Perez was impressed by the friendliness of the staff, as well as the speed that her group of five people received their food. She explained that there is a hidden lounge behind a swinging bookshelf where guests can have a more intimate dining experience. To leave the lounge, diners must exit through “Bootlegger alley,” a hall that leads back to the main bar area.

The décor of The Pickle and Pig features Edison-bulb light fixtures, antique wall telephones, vintage books lining the bar room and taxidermied animals. The secret lounge walls are lined with newspapers from The Miami Student that date all the way back to 1929.

Miami University marketing major Ryan Napier believes this will appeal to the student population because it is so different. He notes that Uptown seems to cater more so to the Miami student population in the age 18-22 demographic. 

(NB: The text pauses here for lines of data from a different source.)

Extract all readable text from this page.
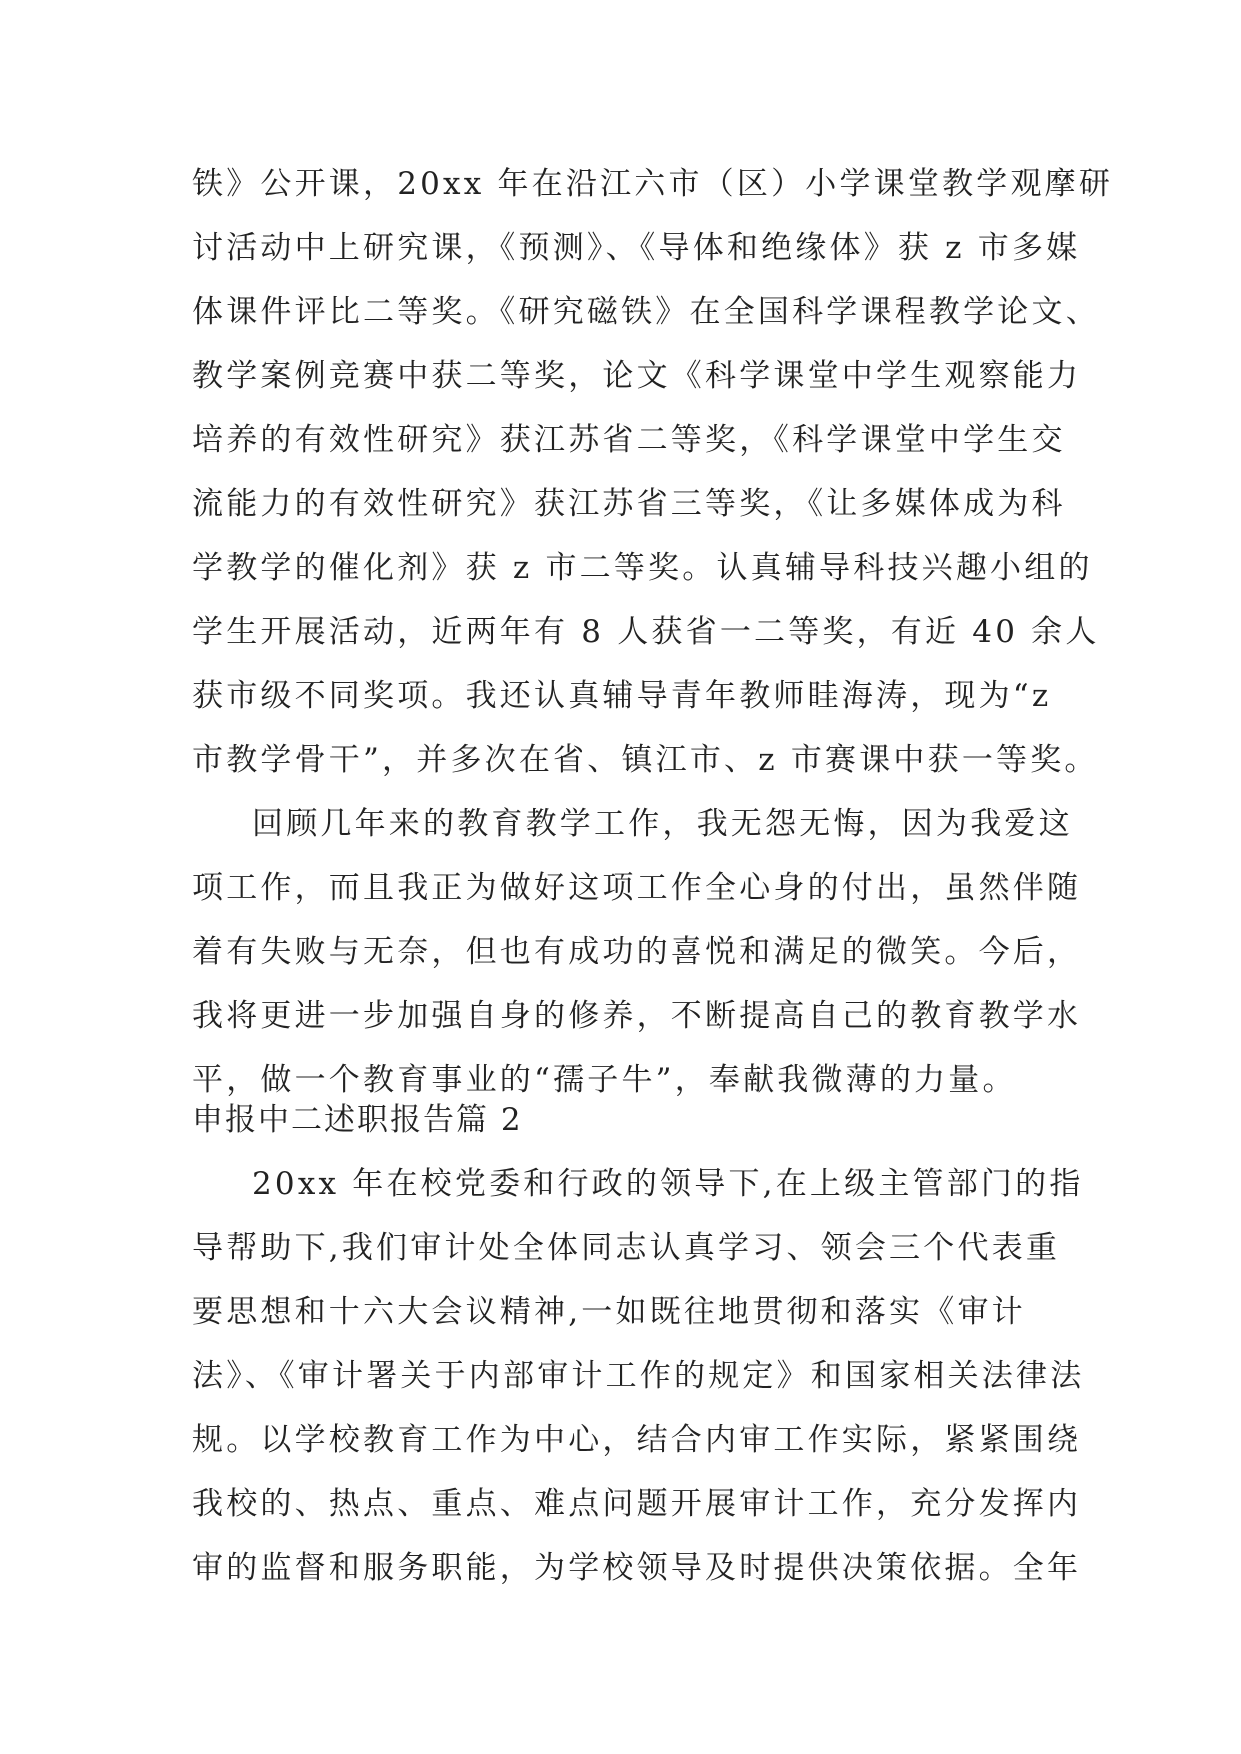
铁》公开课，20xx 年在沿江六市（区）小学课堂教学观摩研
讨活动中上研究课，《预测》、《导体和绝缘体》获 z 市多媒
体课件评比二等奖。《研究磁铁》在全国科学课程教学论文、
教学案例竞赛中获二等奖，论文《科学课堂中学生观察能力
培养的有效性研究》获江苏省二等奖，《科学课堂中学生交
流能力的有效性研究》获江苏省三等奖，《让多媒体成为科
学教学的催化剂》获 z 市二等奖。认真辅导科技兴趣小组的
学生开展活动，近两年有 8 人获省一二等奖，有近 40 余人
获市级不同奖项。我还认真辅导青年教师眭海涛，现为“z
市教学骨干”，并多次在省、镇江市、z 市赛课中获一等奖。
回顾几年来的教育教学工作，我无怨无悔，因为我爱这
项工作，而且我正为做好这项工作全心身的付出，虽然伴随
着有失败与无奈，但也有成功的喜悦和满足的微笑。今后，
我将更进一步加强自身的修养，不断提高自己的教育教学水
平，做一个教育事业的“孺子牛”，奉献我微薄的力量。
申报中二述职报告篇 2
20xx 年在校党委和行政的领导下,在上级主管部门的指
导帮助下,我们审计处全体同志认真学习、领会三个代表重
要思想和十六大会议精神,一如既往地贯彻和落实《审计
法》、《审计署关于内部审计工作的规定》和国家相关法律法
规。以学校教育工作为中心，结合内审工作实际，紧紧围绕
我校的、热点、重点、难点问题开展审计工作，充分发挥内
审的监督和服务职能，为学校领导及时提供决策依据。全年
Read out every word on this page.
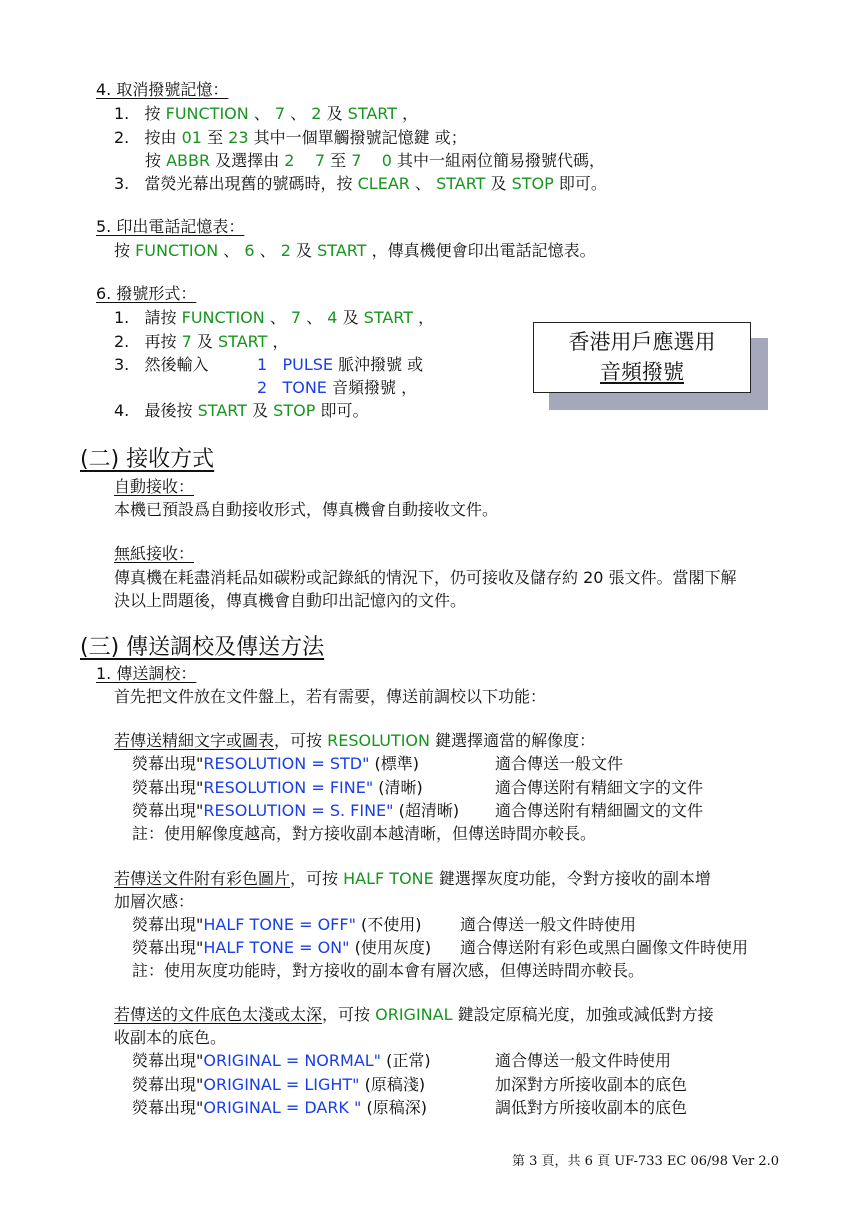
4. 取消撥號記憶：
1. 按 FUNCTION 、 7 、 2 及 START ，
2. 按由 01 至 23 其中一個單觸撥號記憶鍵 或；
按 ABBR 及選擇由 2 7 至 7 0 其中一組兩位簡易撥號代碼，
3. 當熒光幕出現舊的號碼時，按 CLEAR 、 START 及 STOP 即可。
5. 印出電話記憶表：
按 FUNCTION 、 6 、 2 及 START ，傳真機便會印出電話記憶表。
6. 撥號形式：
1. 請按 FUNCTION 、 7 、 4 及 START ，
2. 再按 7 及 START ，
3. 然後輸入	1 PULSE 脈沖撥號 或
2 TONE 音頻撥號 ，
4. 最後按 START 及 STOP 即可。
香港用戶應選用
音頻撥號
(二) 接收方式
自動接收：
本機已預設爲自動接收形式，傳真機會自動接收文件。
無紙接收：
傳真機在耗盡消耗品如碳粉或記錄紙的情況下，仍可接收及儲存約 20 張文件。當閣下解
決以上問題後，傳真機會自動印出記憶內的文件。
(三) 傳送調校及傳送方法
1. 傳送調校：
首先把文件放在文件盤上，若有需要，傳送前調校以下功能：
若傳送精細文字或圖表，可按 RESOLUTION 鍵選擇適當的解像度：
熒幕出現"RESOLUTION = STD" (標準)	適合傳送一般文件
熒幕出現"RESOLUTION = FINE" (清晰)	適合傳送附有精細文字的文件
熒幕出現"RESOLUTION = S. FINE" (超清晰) 適合傳送附有精細圖文的文件
註：使用解像度越高，對方接收副本越清晰，但傳送時間亦較長。
若傳送文件附有彩色圖片，可按 HALF TONE 鍵選擇灰度功能，令對方接收的副本增
加層次感：
熒幕出現"HALF TONE = OFF" (不使用) 適合傳送一般文件時使用
熒幕出現"HALF TONE = ON" (使用灰度) 適合傳送附有彩色或黑白圖像文件時使用
註：使用灰度功能時，對方接收的副本會有層次感，但傳送時間亦較長。
若傳送的文件底色太淺或太深，可按 ORIGINAL 鍵設定原稿光度，加強或減低對方接
收副本的底色。
熒幕出現"ORIGINAL = NORMAL" (正常)	適合傳送一般文件時使用
熒幕出現"ORIGINAL = LIGHT" (原稿淺)	加深對方所接收副本的底色
熒幕出現"ORIGINAL = DARK " (原稿深)	調低對方所接收副本的底色
第 3 頁，共 6 頁 UF-733 EC 06/98 Ver 2.0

“Marketing for this restaurant could involve advertisements with an ‘old-timey’ feel or having events that align with prohibition-era themes or characters. This will invite those who are in college and still in town to come see what the event is or invite the Oxford townspeople to join in a prohibition-style meal or drink” said Napier.

Hornak also hopes this idea will draw a wide crowd that doesn’t necessarily just consist of college students. The restaurant includes a children’s menu to make it family-friendly, but emanates an upper-scale dining feel to attract an older crowd.